The owner of the restaurant, a lanky fellow named Martin, who wore wire-rimmed glasses and had long gray hair trailing from a bald spot, usually greeted us with a fawning smile, murmuring, “Grazie mille!” between each breath. Tonight he turned us away, apologizing that it was a private celebration, but a man from the party, fortyish, fleshy face and dark hair, intervened, putting an arm around Sterling and insisting that we accept two glasses of bubbly. Martin checked his watch and reluctantly waved us to a table in the back. We promised to be quick. Sterling was to be picked up by another operative in fifteen minutes, and Oryx people were precise.
“Sterling,” I said with some urgency as we sat down, “are we all right?”
“Why wouldn’t we be?”
“Just want to be sure,” I said.
“You say that every time.”
“It’s no fun being the one who’s left behind.”
“We could try it the other way,” he suggested wryly.
“You’d never move to L.A.”
“Maybe I would, if you’d support my bad habits. You go to work, I lie by the pool. Fair?”
“Great, except who knows? Judging from Mike’s call, I might not have a job when I get back.”
“I was just playin’ about Mike,” Sterling said. “He’s a good guy.”
I started shredding a cocktail napkin. “This is not about Mike. That’s in the past.”
“Yeah, okay,” Sterling said.
I squinted at him. “Okay, what?”
He stretched back in the chair, but his eyes held mine. His blond hair was greasy, and he hadn’t shaved for the mission. My tender hooligan.
“What are you really trying to say?” he asked.
I blushed. Luckily, he had the grace not to point it out.
“I want us to be together, is all,” I told him.
Sterling inclined his head with a tiny smile, and his eyes said, I know you. I understand you.
“I promise to be back as soon as I can.” He glanced at the door, ready to move. “We ain’t gonna work this out now.”
I smiled and sprinkled napkin scraps into the ashtray. “That’s what you always say.”

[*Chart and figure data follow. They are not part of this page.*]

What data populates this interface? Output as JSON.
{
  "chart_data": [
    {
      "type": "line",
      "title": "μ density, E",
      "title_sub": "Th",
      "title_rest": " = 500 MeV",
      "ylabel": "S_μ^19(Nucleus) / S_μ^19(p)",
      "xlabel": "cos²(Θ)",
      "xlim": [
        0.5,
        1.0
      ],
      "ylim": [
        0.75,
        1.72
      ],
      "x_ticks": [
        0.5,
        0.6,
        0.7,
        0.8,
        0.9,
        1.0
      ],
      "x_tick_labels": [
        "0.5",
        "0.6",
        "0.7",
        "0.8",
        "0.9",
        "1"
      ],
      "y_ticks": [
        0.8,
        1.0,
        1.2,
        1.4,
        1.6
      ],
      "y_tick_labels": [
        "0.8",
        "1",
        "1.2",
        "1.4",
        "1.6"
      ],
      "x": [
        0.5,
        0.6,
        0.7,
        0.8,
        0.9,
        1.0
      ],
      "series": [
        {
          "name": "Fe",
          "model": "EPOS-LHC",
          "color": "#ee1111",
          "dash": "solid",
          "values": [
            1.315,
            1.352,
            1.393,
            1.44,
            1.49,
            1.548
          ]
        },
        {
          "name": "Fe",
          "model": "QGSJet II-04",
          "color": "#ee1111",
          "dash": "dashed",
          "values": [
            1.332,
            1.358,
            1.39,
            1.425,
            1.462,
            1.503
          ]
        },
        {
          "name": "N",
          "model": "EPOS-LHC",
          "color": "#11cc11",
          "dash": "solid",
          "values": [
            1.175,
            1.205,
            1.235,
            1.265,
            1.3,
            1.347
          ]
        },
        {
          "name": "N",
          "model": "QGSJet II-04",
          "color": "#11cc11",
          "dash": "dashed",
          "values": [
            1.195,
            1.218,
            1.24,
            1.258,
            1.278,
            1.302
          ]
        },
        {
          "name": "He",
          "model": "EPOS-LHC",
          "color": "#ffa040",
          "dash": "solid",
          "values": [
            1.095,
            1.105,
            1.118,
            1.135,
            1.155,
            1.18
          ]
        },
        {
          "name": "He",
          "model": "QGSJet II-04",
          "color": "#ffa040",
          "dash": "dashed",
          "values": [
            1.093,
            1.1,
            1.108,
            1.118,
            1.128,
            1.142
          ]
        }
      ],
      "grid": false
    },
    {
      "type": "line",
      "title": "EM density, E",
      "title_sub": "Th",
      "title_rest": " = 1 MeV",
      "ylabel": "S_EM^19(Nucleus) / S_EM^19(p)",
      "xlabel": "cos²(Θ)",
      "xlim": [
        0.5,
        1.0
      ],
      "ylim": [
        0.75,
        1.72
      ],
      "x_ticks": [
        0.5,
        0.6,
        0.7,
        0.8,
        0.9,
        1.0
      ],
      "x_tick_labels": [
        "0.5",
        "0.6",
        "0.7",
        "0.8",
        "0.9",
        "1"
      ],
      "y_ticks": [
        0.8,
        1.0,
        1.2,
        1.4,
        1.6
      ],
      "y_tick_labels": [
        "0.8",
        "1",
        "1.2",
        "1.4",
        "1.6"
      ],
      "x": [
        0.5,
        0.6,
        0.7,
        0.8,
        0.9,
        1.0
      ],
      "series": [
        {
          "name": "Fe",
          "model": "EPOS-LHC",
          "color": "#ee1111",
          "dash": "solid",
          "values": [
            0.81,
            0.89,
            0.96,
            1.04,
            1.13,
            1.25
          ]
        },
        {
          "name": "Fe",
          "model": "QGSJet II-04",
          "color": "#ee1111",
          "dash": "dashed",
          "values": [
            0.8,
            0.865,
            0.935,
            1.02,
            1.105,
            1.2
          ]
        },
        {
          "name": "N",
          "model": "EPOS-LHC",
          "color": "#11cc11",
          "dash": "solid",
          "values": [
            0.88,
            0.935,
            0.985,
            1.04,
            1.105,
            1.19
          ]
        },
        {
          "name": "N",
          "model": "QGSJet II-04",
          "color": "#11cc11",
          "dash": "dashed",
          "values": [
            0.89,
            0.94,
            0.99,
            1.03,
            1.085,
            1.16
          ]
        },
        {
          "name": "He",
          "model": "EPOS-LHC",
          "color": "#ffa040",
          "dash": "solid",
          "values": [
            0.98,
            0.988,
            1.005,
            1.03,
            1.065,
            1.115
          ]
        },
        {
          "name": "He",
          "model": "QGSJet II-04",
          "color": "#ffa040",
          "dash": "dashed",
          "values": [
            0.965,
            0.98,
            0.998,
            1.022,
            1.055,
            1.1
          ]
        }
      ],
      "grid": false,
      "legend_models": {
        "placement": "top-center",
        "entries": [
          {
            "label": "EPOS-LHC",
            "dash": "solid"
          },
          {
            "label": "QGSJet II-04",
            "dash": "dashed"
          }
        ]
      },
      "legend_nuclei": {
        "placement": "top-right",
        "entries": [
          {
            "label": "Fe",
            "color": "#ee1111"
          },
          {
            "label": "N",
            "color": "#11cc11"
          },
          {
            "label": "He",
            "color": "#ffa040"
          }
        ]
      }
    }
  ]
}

It was how we kept going, I suppose. It’s easy to avoid talking about the future when you tacitly agree there might not be one. He’s leaving on a dangerous assignment. I’m on an ice floe of uncertainty concerning the Bureau. You don’t want your last good-bye to be a fight.
Spoons were being tapped against wineglasses at the long birthday table and everyone was quieting down. A boy maybe fourteen years old waited to speak. He wore a yellow satin zip-up jacket, had spiked hair. Obviously they’d let him have some wine.